Sarebbe opportuno che il governo approvasse una norma di attuazione transitoria con la quale si stabilisse che la norma non si applichi ai procedimenti in corso per i quali sia stata dichiarata la contumacia.

 

In relazione ai benefici, in termini di economia processuale, l’abolizione della contumacia consentirà allo Stato di risparmiare tempo e denaro potendo concentrare le proprie risorse sui procedimenti dei quali l’imputato abbia avuto conoscenza, con la conseguenza di una riduzione dei tempi del processo.

Avere messo le mani a una riforma del sistema sanzionatorio per fuoriuscire dalla “unicità della sanzione, cioè del carcere”, è un fatto positivo che si attendeva da oltre cinquanta anni, però secondo le opinioni degli esperti del settore si è persa una occasione.

 

Secondo loro, il Governo e il Parlamento dovevano procedere in fretta per evitare la sanzione della Corte europea, che scadeva in maggio, e non si è sviluppato un dibattito nel Paese che sarebbe stato molto utile per smentire stereotipi e pregiudizi che inquinano le menti di chi lo abita.

 

Sempre stando al giudizio degli addetti ai lavori, se si mettono in relazione queste misure con le persone reali che oggi varcano le soglie dei tribunali e del carcere, si evidenzia la inconsistenza di queste misure, ne beneficieranno tre o quattro migliaia.

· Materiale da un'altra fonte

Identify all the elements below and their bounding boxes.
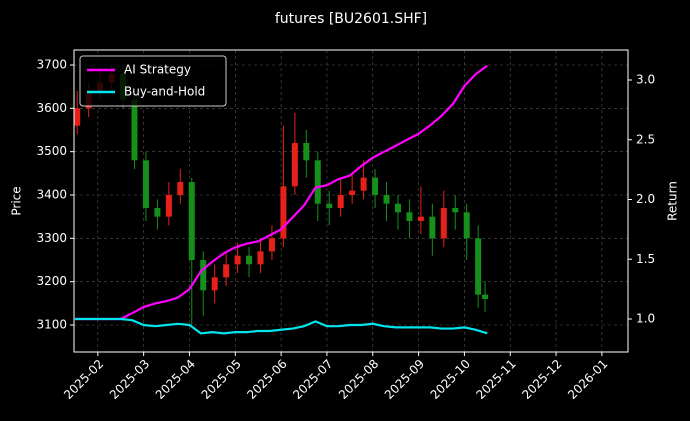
candle-body — [200, 260, 207, 291]
candle-body — [463, 212, 470, 239]
candle-body — [131, 99, 138, 161]
legend-box — [79, 55, 227, 107]
chart-title: futures [BU2601.SHF] — [275, 11, 427, 27]
legend: AI Strategy Buy-and-Hold — [79, 55, 227, 107]
candle-body — [268, 238, 275, 252]
y2-tick-label: 1.0 — [636, 312, 655, 326]
candle-body — [372, 177, 379, 195]
candle-body — [291, 142, 298, 187]
candle-body — [394, 203, 401, 213]
y-tick-label: 3400 — [36, 187, 67, 201]
plot-frame — [73, 49, 629, 353]
y2-tick-label: 2.0 — [636, 192, 655, 206]
candle-body — [349, 190, 356, 195]
line-series — [74, 317, 488, 335]
candle-body — [188, 181, 195, 261]
legend-label: AI Strategy — [124, 63, 191, 77]
candle-body — [429, 216, 436, 239]
candle-body — [482, 294, 489, 300]
candle-body — [383, 194, 390, 204]
candle-body — [165, 194, 172, 217]
y2-tick-label: 2.5 — [636, 132, 655, 146]
y-tick-label: 3200 — [36, 274, 67, 288]
candle-body — [360, 177, 367, 191]
candle-body — [257, 251, 264, 265]
candle-body — [440, 207, 447, 239]
y-tick-label: 3100 — [36, 318, 67, 332]
y-axis-label: Price — [10, 186, 24, 215]
candle-body — [74, 108, 81, 126]
candle-body — [142, 160, 149, 208]
candle-body — [303, 142, 310, 161]
candle-body — [326, 203, 333, 208]
y2-tick-label: 1.5 — [636, 252, 655, 266]
candle-body — [452, 207, 459, 213]
candle-body — [154, 207, 161, 217]
y2-axis-label: Return — [666, 181, 680, 221]
candle-body — [280, 186, 287, 239]
line-series — [74, 64, 488, 321]
candle-body — [314, 160, 321, 204]
legend-label: Buy-and-Hold — [124, 85, 205, 99]
candle-body — [417, 216, 424, 221]
y2-tick-label: 3.0 — [636, 72, 655, 86]
candle-body — [234, 255, 241, 265]
candle-body — [406, 212, 413, 221]
y-tick-label: 3700 — [36, 57, 67, 71]
candle-body — [177, 181, 184, 195]
y-tick-label: 3300 — [36, 231, 67, 245]
candle-body — [246, 255, 253, 265]
candle-body — [475, 238, 482, 295]
candle-body — [223, 264, 230, 278]
y-tick-label: 3600 — [36, 101, 67, 115]
candle-body — [211, 277, 218, 291]
y-tick-label: 3500 — [36, 144, 67, 158]
candle-body — [337, 194, 344, 208]
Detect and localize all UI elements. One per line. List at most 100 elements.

La gran parte di queste persone sono costrette a praticare attività extralegale, essendo preclusa ogni altra possibilità.

Queste persone, i cosiddetti recidivi che diventano sempre più un settore sociale che vive e si riproduce ai margini della legalità, escluderli da questi provvedimenti equivale a non esercitare nessun potere, e significa avere voluto intensificare i controlli su questo settore sociale, sottoponendolo a emarginazione progressiva e differenziazione dal resto della popolazione, producendo i ghetti.